Balvinder Johal, Director Sector Business Development, The Open University said: “The public sector has traditionally been at the forefront of workplace change. From flexible working, to creches, to job shares, many employees have been able to build long-lasting careers and fulfil their ambitions around their personal responsibilities.

“But two years ago, the UK business landscape was forced to adapt to the pandemic, leading to a rapid acceleration of this change, with public sector employers and employees still trying to understand what increased hybrid and flexible working means in the future.

“Our survey reflects the desire for flexible learning, hybrid models and remote working, suggesting they are here for the long-term in many job roles, but employees still want to engage in learning and development to reach their full potential.

“This report outlines the challenge for public sector leaders and L&D teams.
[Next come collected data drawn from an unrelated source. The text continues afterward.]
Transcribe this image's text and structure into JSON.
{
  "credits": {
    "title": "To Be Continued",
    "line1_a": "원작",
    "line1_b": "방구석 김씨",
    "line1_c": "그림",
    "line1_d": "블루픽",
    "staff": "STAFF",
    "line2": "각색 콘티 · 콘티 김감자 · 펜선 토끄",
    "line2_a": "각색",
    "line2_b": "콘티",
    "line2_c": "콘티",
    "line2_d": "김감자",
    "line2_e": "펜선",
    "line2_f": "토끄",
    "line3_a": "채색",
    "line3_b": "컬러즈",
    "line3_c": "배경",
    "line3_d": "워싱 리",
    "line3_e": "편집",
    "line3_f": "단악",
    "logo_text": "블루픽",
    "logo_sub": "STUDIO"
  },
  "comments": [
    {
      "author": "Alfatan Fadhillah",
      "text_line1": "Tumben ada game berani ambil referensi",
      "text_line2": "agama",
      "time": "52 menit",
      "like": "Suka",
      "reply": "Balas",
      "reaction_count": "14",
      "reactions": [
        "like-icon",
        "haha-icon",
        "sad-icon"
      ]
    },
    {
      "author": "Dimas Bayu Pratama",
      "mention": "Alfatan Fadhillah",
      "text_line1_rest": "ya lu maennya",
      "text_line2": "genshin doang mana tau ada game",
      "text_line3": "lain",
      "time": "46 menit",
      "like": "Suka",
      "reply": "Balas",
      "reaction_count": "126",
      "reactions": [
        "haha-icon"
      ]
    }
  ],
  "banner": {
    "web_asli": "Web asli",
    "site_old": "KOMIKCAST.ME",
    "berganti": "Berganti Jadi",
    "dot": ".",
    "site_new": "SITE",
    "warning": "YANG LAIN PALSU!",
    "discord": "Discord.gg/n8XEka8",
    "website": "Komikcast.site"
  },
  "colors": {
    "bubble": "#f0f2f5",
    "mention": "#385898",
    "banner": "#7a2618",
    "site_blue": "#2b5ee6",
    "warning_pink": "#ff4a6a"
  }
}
The future will require more choice, driving better awareness, and rethinking the way learning is delivered in the workplace.”

The report further demonstrates a lack of awareness of training amongst employees with more than one in four respondents (27%) feeling unsure about the training that was available for their role and almost one in five (17%) did not know what formats of training were offered.

This highlights a missed opportunity for employers, suggesting that public sector organisations need to communicate more clearly to remote and hybrid workers about training offerings to aid retention.

Public sector employees also expressed a desire to upskill on technology and leadership. The combination of digital services and remote working makes technology skills essential.

The report suggests more than a third (35%) of UK public sector employees would like to improve their digital skills. Leadership and management training showed to be the most popular area of learning in this survey, favoured by 29% of public sector employees overall and rising to 48% in Wales, 48% in Scotland and 54% in Northern Ireland.